Peter L. Brandt is a seasoned, wildly successful commodity and foreign exchange trader; over a period of almost twenty years of active trading his prop funds have averaged a 68.1% annual rate of return. In Diary of a Professional Commodity Trader: Lessons from 21 Weeks of Real Trading (Wiley, 2011) he both shares some of his guiding principles and lets the reader look over his shoulder as he plies his craft from December 2009 through April 2010.
Brandt uses high/low/close bar charts as his primary trading (not, he stresses, forecasting) tools. He is for the most part a longer-term discretionary pattern trader who enters on breakouts that meet his stringent requirements.
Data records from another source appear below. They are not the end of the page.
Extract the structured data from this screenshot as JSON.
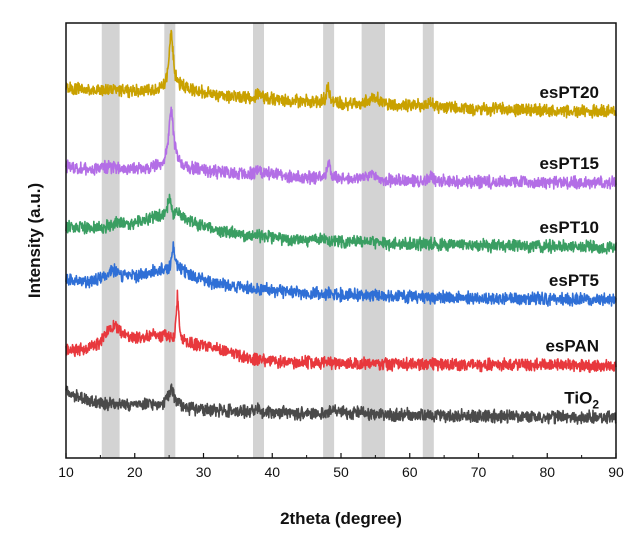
{
  "chart_data": {
    "type": "line",
    "xlabel": "2theta (degree)",
    "ylabel": "Intensity (a.u.)",
    "xlim": [
      10,
      90
    ],
    "xticks": [
      10,
      20,
      30,
      40,
      50,
      60,
      70,
      80,
      90
    ],
    "y_ticks_shown": false,
    "grid": false,
    "legend": "inline labels at right of each curve",
    "highlight_bands": [
      [
        15.2,
        17.8
      ],
      [
        24.3,
        25.9
      ],
      [
        37.2,
        38.8
      ],
      [
        47.4,
        49.0
      ],
      [
        53.0,
        56.4
      ],
      [
        61.9,
        63.5
      ]
    ],
    "highlight_color": "#d3d3d3",
    "series": [
      {
        "name": "esPT20",
        "label_main": "esPT20",
        "label_sub": "",
        "color": "#c9a100",
        "offset": 88,
        "x": [
          10,
          14,
          17,
          19,
          21,
          23,
          24.3,
          24.8,
          25.3,
          25.8,
          26.5,
          28,
          31,
          35,
          37.3,
          38,
          38.8,
          41,
          44,
          47,
          47.7,
          48.1,
          48.6,
          50,
          53,
          54,
          54.8,
          55.7,
          57,
          60,
          62.3,
          63,
          64,
          70,
          80,
          90
        ],
        "y": [
          12.5,
          11.5,
          12.0,
          11.5,
          11.5,
          12.0,
          13.0,
          17.0,
          30.0,
          17.0,
          13.5,
          12.0,
          10.5,
          9.5,
          9.5,
          11.0,
          9.5,
          8.5,
          8.5,
          8.0,
          9.0,
          13.0,
          8.5,
          7.5,
          7.5,
          8.5,
          10.0,
          8.0,
          7.0,
          7.0,
          7.0,
          8.5,
          6.5,
          6.0,
          5.5,
          5.0
        ]
      },
      {
        "name": "esPT15",
        "label_main": "esPT15",
        "label_sub": "",
        "color": "#b36ee6",
        "offset": 71,
        "x": [
          10,
          14,
          16.5,
          19,
          22,
          24.3,
          24.8,
          25.3,
          25.8,
          26.5,
          28,
          31,
          35,
          37.5,
          38,
          38.6,
          42,
          46,
          47.8,
          48.2,
          48.7,
          52,
          54.7,
          55.5,
          58,
          62.5,
          63,
          64,
          70,
          80,
          90
        ],
        "y": [
          5.5,
          4.5,
          5.5,
          4.5,
          5.0,
          7.0,
          12.0,
          24.0,
          12.0,
          7.0,
          5.0,
          4.0,
          3.5,
          3.5,
          5.0,
          3.5,
          2.5,
          2.0,
          3.0,
          6.5,
          2.5,
          1.5,
          3.5,
          1.5,
          1.0,
          1.0,
          2.5,
          1.0,
          0.8,
          0.5,
          0.5
        ]
      },
      {
        "name": "esPT10",
        "label_main": "esPT10",
        "label_sub": "",
        "color": "#3a9e62",
        "offset": 52,
        "x": [
          10,
          13,
          15,
          17,
          20,
          23,
          24.5,
          25,
          25.5,
          26.3,
          27,
          29,
          32,
          36,
          38,
          40,
          45,
          48,
          50,
          54.5,
          55.5,
          60,
          70,
          80,
          90
        ],
        "y": [
          6.0,
          5.5,
          6.0,
          7.0,
          7.5,
          9.0,
          10.0,
          15.0,
          10.5,
          11.0,
          9.0,
          7.0,
          5.0,
          3.5,
          3.5,
          3.0,
          2.0,
          2.5,
          1.5,
          2.0,
          1.0,
          1.0,
          0.5,
          0.2,
          0.0
        ]
      },
      {
        "name": "esPT5",
        "label_main": "esPT5",
        "label_sub": "",
        "color": "#2f6fd6",
        "offset": 36,
        "x": [
          10,
          13,
          15,
          16.8,
          18,
          20,
          23,
          25,
          25.6,
          26.2,
          27,
          29,
          32,
          36,
          40,
          45,
          50,
          55,
          60,
          70,
          80,
          90
        ],
        "y": [
          6.0,
          5.5,
          6.5,
          9.0,
          7.5,
          7.0,
          9.0,
          9.5,
          15.5,
          10.0,
          9.0,
          6.5,
          5.0,
          3.5,
          3.0,
          2.0,
          1.5,
          1.5,
          1.0,
          0.5,
          0.2,
          0.0
        ]
      },
      {
        "name": "esPAN",
        "label_main": "esPAN",
        "label_sub": "",
        "color": "#e8383d",
        "offset": 16,
        "x": [
          10,
          13,
          15,
          16,
          17,
          18,
          19.5,
          21,
          23,
          25,
          25.8,
          26.2,
          26.7,
          28,
          31,
          34,
          36,
          39,
          45,
          50,
          55,
          60,
          70,
          80,
          90
        ],
        "y": [
          4.5,
          5.0,
          7.0,
          10.5,
          12.5,
          10.0,
          8.5,
          8.5,
          9.5,
          9.0,
          8.0,
          21.0,
          8.0,
          7.0,
          6.0,
          4.0,
          2.5,
          1.5,
          1.0,
          0.8,
          0.6,
          0.5,
          0.3,
          0.2,
          0.0
        ]
      },
      {
        "name": "TiO2",
        "label_main": "TiO",
        "label_sub": "2",
        "color": "#4a4a4a",
        "offset": 0,
        "x": [
          10,
          11,
          13,
          16,
          20,
          24,
          24.8,
          25.3,
          25.8,
          26.5,
          28,
          32,
          37.5,
          38,
          38.5,
          45,
          48,
          48.5,
          55,
          62.5,
          70,
          80,
          90
        ],
        "y": [
          9.5,
          7.0,
          5.5,
          4.5,
          4.0,
          4.5,
          6.5,
          9.0,
          6.5,
          4.5,
          3.0,
          2.5,
          2.0,
          3.0,
          2.0,
          1.5,
          1.5,
          2.3,
          1.2,
          1.0,
          0.7,
          0.4,
          0.3
        ]
      }
    ]
  }
}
Since he knows that only 30 to 35% of his trades will be profitable over an extended period of time and up to 80% will be unprofitable over a shorter time frame, he is exceedingly cautious about leverage. For instance, his trading assets committed to margin requirements rarely exceed 15%.
In the first two parts of the book Brandt offers the reader a thorough course in identifying and categorizing trading signals, placing initial protective stops and subsequent trailing stops, pyramiding, and taking profits. The course addresses traders at all skill levels. For instance, he describes his own trading plan as simple, but some of its elements require a degree of judgment and sophistication that can only come with extensive practice. One example: “time phasing is a hurdle all traders must clear in order to be consistently successful.” (p. 88)
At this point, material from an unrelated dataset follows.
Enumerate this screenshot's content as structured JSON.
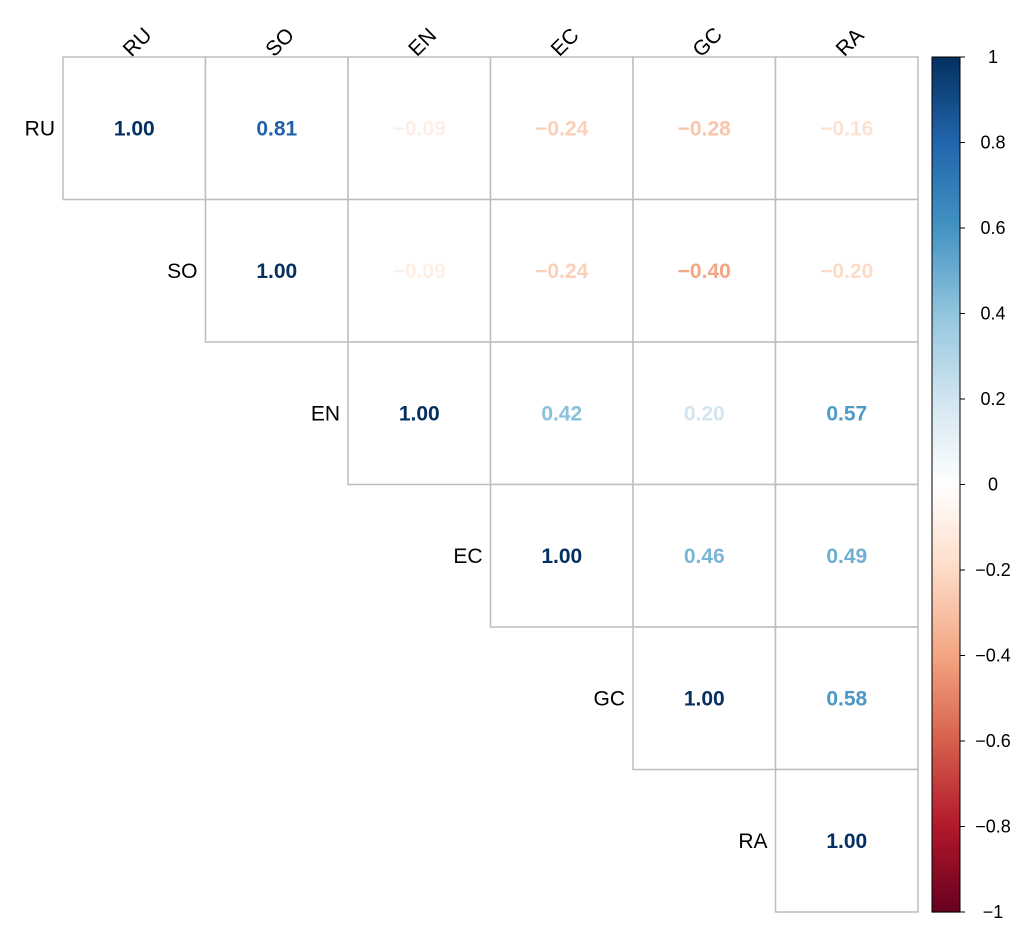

The third part of the book is Brandt’s five-month trading diary, and it’s a fascinating read. Not only does it describe individual trades but it shows how good traders evolve. Take month four, where the author is in a drawdown period. He writes that he has always known that there were flaws in his trading plan but that “good times provide cover for the deficiencies of a trading plan.” During tough times “markets have a way of exploiting flaws in a trading plan. … The challenge is to find the fundamental flaws, not just to make changes that would have optimized trading during the drawdown phase. … Almost always the changes [the author has made to his own plan] have dealt with trade and risk management, not with trade identification.” (p. 189)
This time was no exception. If anything, it was more intense because of the book project. “Keeping a journal of trades and writing about them forced me to define, examine, and analyze my trading paradigm and algorithm like never before. … I reaffirmed myself in many of my trading practices. In some areas, however, I now believe I have the opportunity to make my trading plan more efficient and effective.” (p. 220)
Brandt’s Diary of a Professional Commodity Trader should be required reading for all traders. And that includes even day traders, whom Brandt considers a doomed breed. There are lots of tidbits that might spice up the reader’s trading plan and improve his bottom line. And, better than any book I have read before, it clearly demonstrates the necessary dialectic between staying true to one’s trading plan and improving upon it. This one’s a keeper!